Ultraviolet radiation and radon monitoring and communication
The purpose of the Radiation and Nuclear Safety Authority’s (STUK’s) operations is to protect people, society, the environment and future generations from the harmful effects of radiation. In addition to the supervision work, this includes the objective of increasing people’s awareness of the health effects of radiation. Risk-related communication aims, on the one hand, to avoid unnecessary radiation exposure by influencing people's behaviour, to increase awareness of radiation exposure and, on the other hand, to reduce unnecessary fear of radiation.
In 2022, STUK actively communicated about the radiation sources that most commonly expose Finns; the ultraviolet radiation from the sun (UV) and radon in indoor air.
UV communication increases knowledge and influences attitudes
The increased risk of skin cancer caused by UV radiation can be significantly reduced by changing people’s behaviour and attitude towards sunbathing. For this reason, STUK has been campaigning in the spring for more than 15 years by organizing a press conference with the Finnish Meteorological Institute and the Cancer Society of Finland to highlight the importance of protection against UV radiation. The aim of the UV campaign has been to raise public awareness and influence the UV behaviour of the population, so that people would recognize the increased risk of skin cancer associated with excessive UV exposure and be able to reduce the risk by their own behaviour.
With the multi-year #Suniho communication campaign, STUK has worked with its partners, the Finnish Meteorological Institute and the Cancer Society of Finland, to influence the attitudes of young people, especially young men, towards sunbathing and tanning. The campaign has created measures particularly to target groups with the highest risk behaviour, attitude challenges or lack of information on UV radiation. The aim of the campaign has been to increase young people's awareness of sun protection options (clothing, shade, cream) and to influence young people's attitudes towards sunbathing and the glorification of tanning.
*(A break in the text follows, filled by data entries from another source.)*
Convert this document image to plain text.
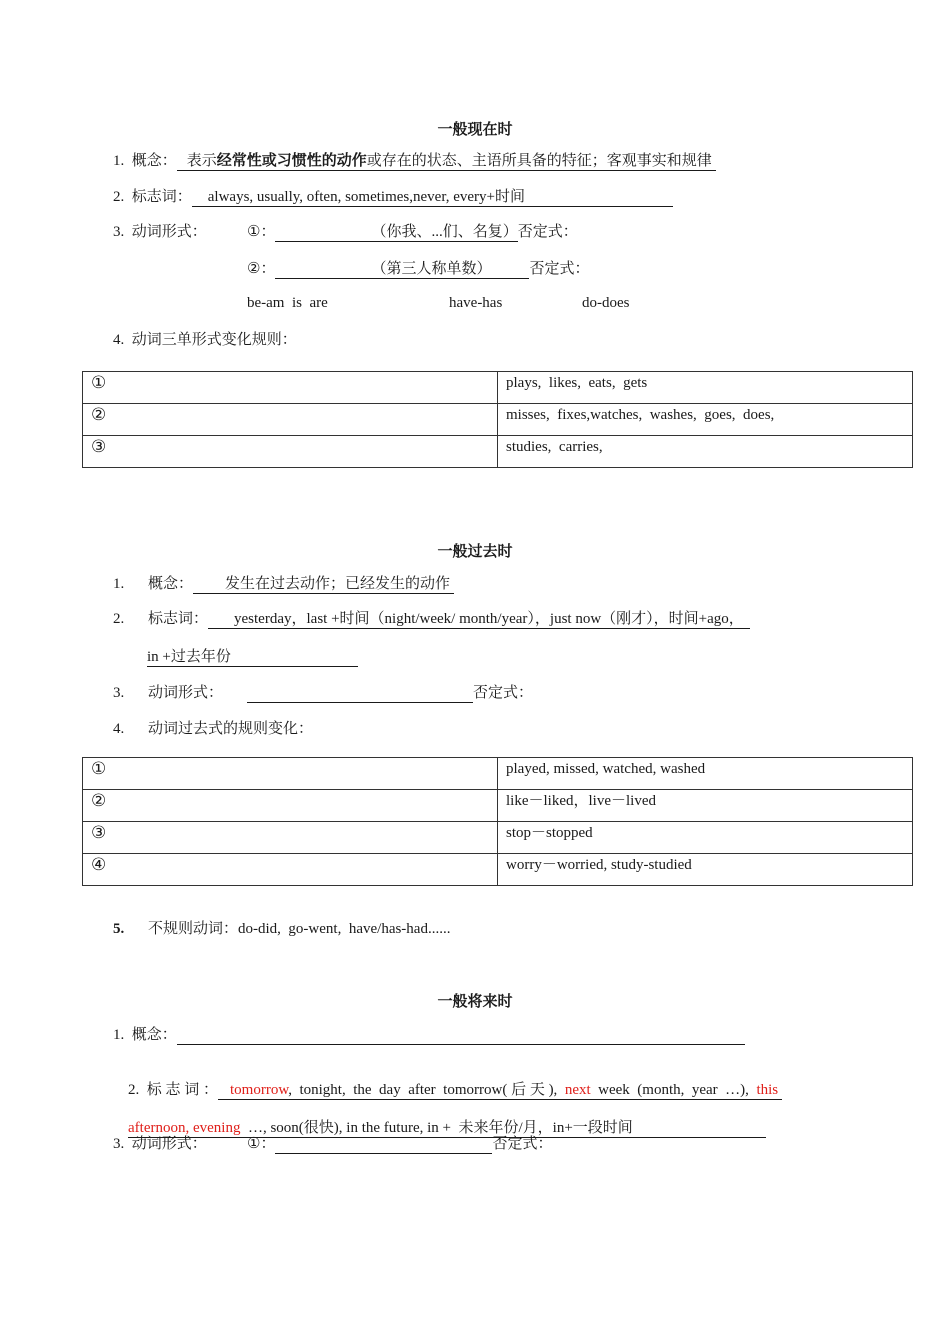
一般现在时
1. 概念： 表示经常性或习惯性的动作或存在的状态、主语所具备的特征；客观事实和规律
2. 标志词： always, usually, often, sometimes,never, every+时间
3. 动词形式：	①：	（你我、...们、名复）否定式：
②：	（第三人称单数）	否定式：
be-am  is  are	have-has	do-does
4. 动词三单形式变化规则：
①	plays,  likes,  eats,  gets
②	misses,  fixes,watches,  washes,  goes,  does,
③	studies,  carries,
一般过去时
1. 概念： 发生在过去动作；已经发生的动作
2. 标志词： yesterday，last +时间（night/week/ month/year），just now（刚才），时间+ago，
in +过去年份
3. 动词形式：	否定式：
4. 动词过去式的规则变化：
①	played, missed, watched, washed
②	like－liked，live－lived
③	stop－stopped
④	worry－worried, study-studied
5. 不规则动词：do-did,  go-went,  have/has-had......
一般将来时
1. 概念：

2. 标 志 词 ： tomorrow,  tonight,  the  day  after  tomorrow( 后 天 ),  next  week  (month,  year  …),  this

afternoon, evening  …, soon(很快), in the future, in +  未来年份/月，in+一段时间

3. 动词形式：	①：	否定式：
In 2022, the campaign was highlighted in a variety of social media channels. UV information and material were also shared in May 2022 during the authorities' “Nuku Rauhassa” safety days in Helsinki. Information on how young summer workers working outdoors should be instructed to protect themselves from the sun was also sent to 15 of Finland's largest municipalities.
In addition to efficient communications, STUK supervised sunbeds that utilize UV radiation to tan the skin. Regulatory control of sunbed devices and facilities is carried out in co-operation with the municipal health protection authorities. Health inspectors audit the facilities as part of the regulatory control pursuant to the Health Protection Act and submit a report on their findings to STUK for decision-making, which decides whether the findings cause any action. In addition, STUK carries out its own inspections where necessary. Altogether 29 inspections of sunbed facilities were carried out by municipal health protection authorities in 2022. In addition, seven sunbed facilities were supervised on the basis of STUK’s own monitoring. In 42% of the places of use inspected, no shortcomings were found, but in 58% there were shortcomings either in the presence of the person in charge, instructions for radiation safety or use, timers of the equipment, availability of eye protection or lamps of the sunbed equipment.
Radon monitoring and communication
In 2022, the National Radon Register recorded more than 8,000 radon measurements from more than 2,000 workplaces. The annual average radon concentration was higher than the reference level of 300 Bq/m³ in approximately 18% of the measured workplaces. In addition, the RATPA project investigated the radon exposure of Finns in workplaces. Based on the results, more than 30,000 workers in Finland are exposed to radon concentrations above the reference level. It is therefore important to increase knowledge, both about radon in general and about its measurement and reduction in indoor air.
In 2022, the radon awareness of employers and population was increased by, for example, releases, newsletters, social media publications and radon-related events. STUK organized a webinar on radon and a day-long radon mitigation course for all interested parties in the autumn. Towards the end of the year, STUK also organized, in co-operation with the Ministry of Social Affairs and Health, a webinar on reducing the health risks of UV radiation and indoor radon for those involved in the municipalities’ health promotion work and other interested in the topic.
STUK’s radon communications aims to remind workplaces and employees how reliable radon measurements are carried out. There are several companies marketing radon measurements, and not all the service providers have been properly or professionally carrying out the measurements. There are also competent and reliable radon mitigation companies on the market. STUK's message is that reliable radon measurements cannot be performed as rapid tests and that the living areas to be measured must be measured comprehensively, i.e. with a sufficient number of radon measurement boxes. In November, STUK and the University of Tampere published a new study that estimated that 100–170 lung cancers could be prevented annually in Finland if radon concentrations in all dwellings could be reduced to a very low level (25 Bq/m3).